Vierter Artikel. Der untergebene ist manchmal verpflichtet, seinen Oberen zurechtzuweisen.
a) Dies ist nicht richtig. Denn: I. Exod. 19. heißt es: „Wenn ein Tier den Berg berührt, soll es gesteinigt werden;“ und Oza ward vom Herrn mit dem Tode bestraft, weil er die Bundeslade berührt hatte. (2. Kön. 6.) Unter dem „Berge“ und der „Bundeslade“ aber wird der Obere verstanden. II. Zu Gal. 2. (In faciem restiti) sagt die Glosse: „Da also der untergebene dem Oberen nicht gleich ist, soll er ihn nicht zurechtweisen.“ III. Gregor (23. moral. 8.; 26, 28.) sagt: „Das Leben von Heiligen soll jemand nicht bessern wollen, außer wer meint, daß er besser ist.“ Es muß aber niemand besser sein wollen wie sein Oberer. Auf der anderen Seite schreibt Augustin in der „Regel“: „Nicht allein eurer selbst, sondern auch des Oberen erbarmt euch, der unter euch wohl einen höheren Platz einnimmt, aber auch desto größeren Gefahren ausgesetzt ist.“ Die brüderliche Zurechtweisung aber ist ein Werk der Barmherzigkeit.

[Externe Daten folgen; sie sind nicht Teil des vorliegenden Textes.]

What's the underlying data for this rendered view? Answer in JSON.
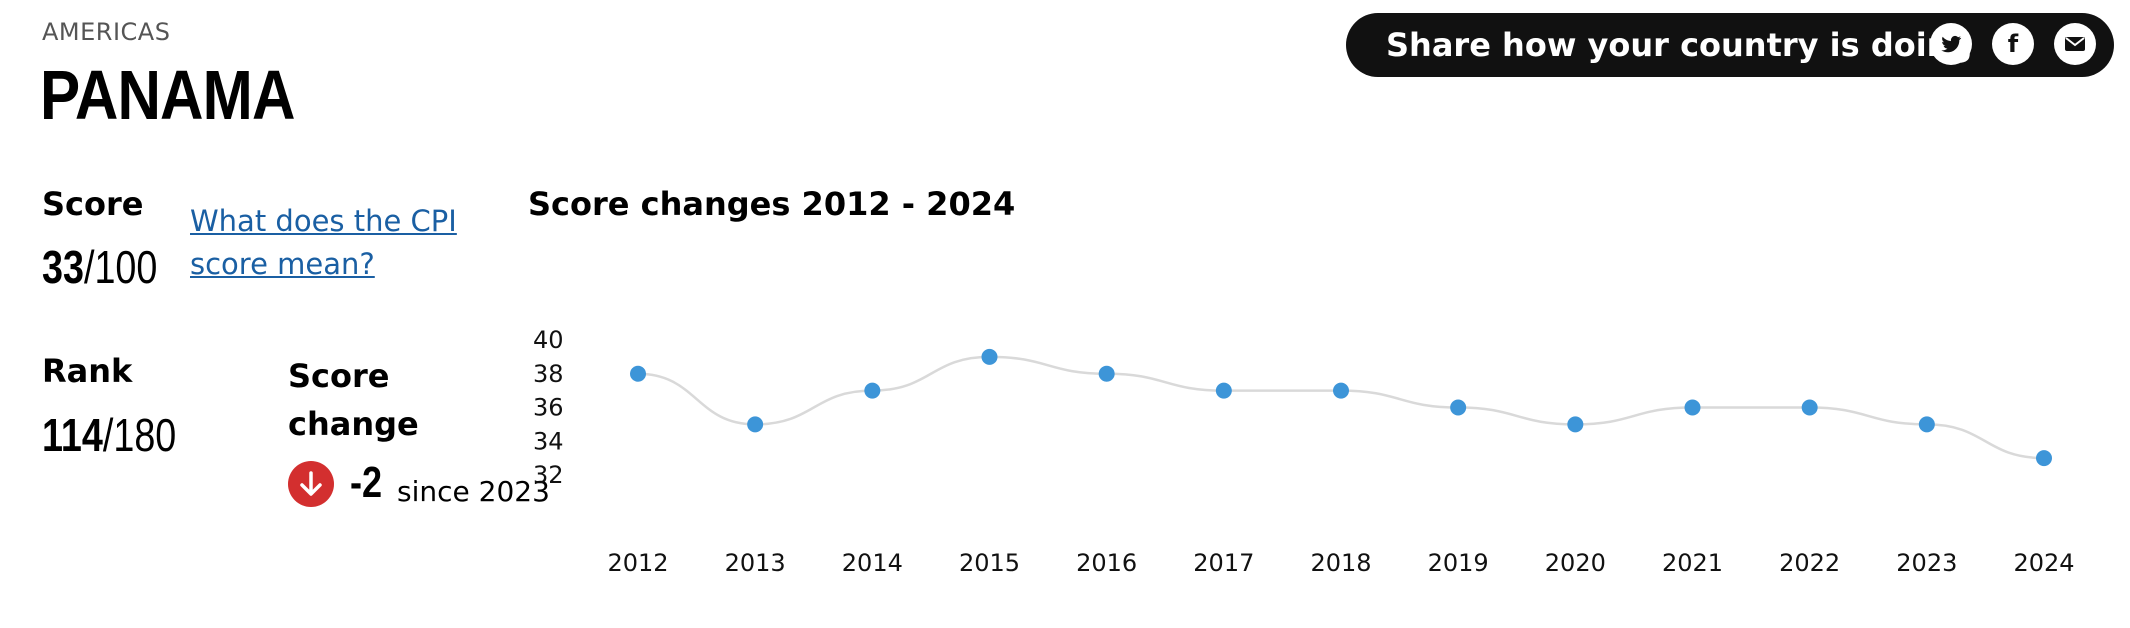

b) Ich antworte, die brüderliche Zurechtweisung in der Weise der Strafe, als Akt der Gerechtigkeit, komme nur dem Oberen zu; — als Akt der Liebe aber erstrecke sie sich auf alle mit Rücksicht auf jede beliebige Person, zu der man Liebe haben muß und in der Bessernswertes sich findet. Denn der Akt eines Vermögens oder Zustandes erstreckt sich auf Alles, was im Gegenstande des betreffenden Vermögens oder Zustandes enthalten ist; wie alle Farben auf den Akt des Sehens sich beziehen. Weil aber alle Tugendakte unter den gebührenden Umständen vollzogen werden müssen, deshalb muß eine solche Zurechtweisung dem Oberen gegenüber diesem Verhältnisse entsprechen. Sie darf also nicht mit Frechheit und Härte geschehen, sondern von Sanftmut und Ehrfurcht muß sie begleitet sein. Deshalb ermahnt Paulus (1. Tim. 6.): „Den älteren schelte nicht, sondern beschwöre ihn wie einen Vater.“ Und Dionysius tadelt (op. 8.) den Demophilus, weil er einen Priester ohne die nötige Ehrfurcht zurechtgewiesen, ihn geschlagen und aus der Kirche gejagt hatte.
c) I. Wann der Obere ohne Ehrfurcht getadelt wird, dann wird er ungeregelterweise „berührt.“ II. „Ins Angesicht widerstehen“ überschreitet das Maß der brüderlichen Zurechtweisung gegenüber dem Oberen. Dies hätte also Paulus nicht gethan, wenn er nicht mit Rücksicht auf die Verteidigung und Aufrechterhaltung des Glaubens mit Petrus gewissermaßen auf der gleichen Stufe gestanden hätte. Im stillen aber und mit Ehrfurcht ermähnen, das kann auch der eigentlich untergebene; wie Paulus (Kol. ult. 17.) schreibt: „Saget dem Archippus (dem Bischöfe): Thue deinen Dienst.“ Wo jedoch der Glaube Gefahr läuft, da muß man auch öffentlich die Oberen zurechtweisen, wie das Paulus that; und wie Augustin diesbezüglich schreibt (ep. 19.): „Petrus selbst hat den Vorgesetzten das Beispiel gegeben, daß sie, wenn sie etwa den rechten Pfad verließen, auch nicht unwillig es aufnehmen sollen, wenn untergebene sie zurechtweisen.“ III. Sich schlechthin und in Allem für besser halten wie den Oberen; das ist Hochmut. Sich in mancher Beziehung für besser halten, ist kein Hochmut und keine Vermessenheit; denn jeder Mensch hat in diesem Leben einen Fehler. Zudem ist eine solche brüderliche Zurechtweisung gegenüber dem Oberen kein Beweis, daß sich der untergebene für besser hält, sondern ein Beistand, wie Augustin (s. ob.) in der „Regel“ sagt.